Do I need a public IP address to access my VM?
Not always. You can SSH into a VM without a public IP using Identity-Aware Proxy tunnelling, which routes traffic through Google infrastructure without exposing the VM to the internet. However, if the VM needs to serve web traffic from the internet, it requires an external IP address. By default, a new VM gets an ephemeral external IP unless you explicitly disable it at creation time.
Why can I SSH into the VM but not open my website in a browser?
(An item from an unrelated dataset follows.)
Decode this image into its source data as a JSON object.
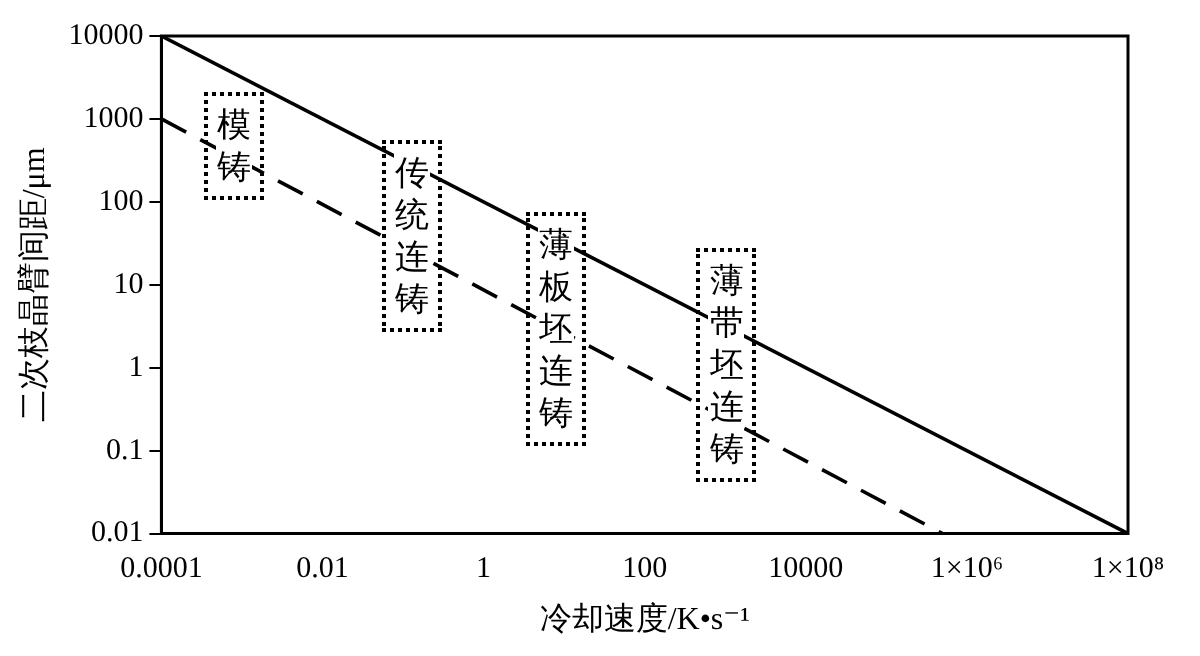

SSH uses port 22, which GCP allows by default on the default VPC network. Web traffic on port 80 is blocked until you create an explicit firewall rule permitting it. Add --tags=http-server when creating the VM, then create a firewall rule with --target-tags=http-server and --rules=tcp:80. The tag on the VM and the tag in the firewall rule must match exactly — a mismatch means traffic continues to be blocked with no error message.
What is the difference between stopping and deleting a VM?
Stopping a VM halts the instance and ends compute billing, but the boot disk and any attached data disks remain and continue to incur storage charges. Deleting a VM removes the instance permanently. If you pass --delete-disks=boot, the boot disk is also destroyed. For a temporary pause, stop the VM. For full cleanup after an experiment, delete the VM and its disks.
Should beginners use Compute Engine or Cloud Run first?
For most beginners building a web app or API, Cloud Run is the better starting point. It handles scaling, HTTPS, and infrastructure automatically. Use Compute Engine when you genuinely need OS-level control, direct SSH access, custom system packages, or a workload that cannot run in a container.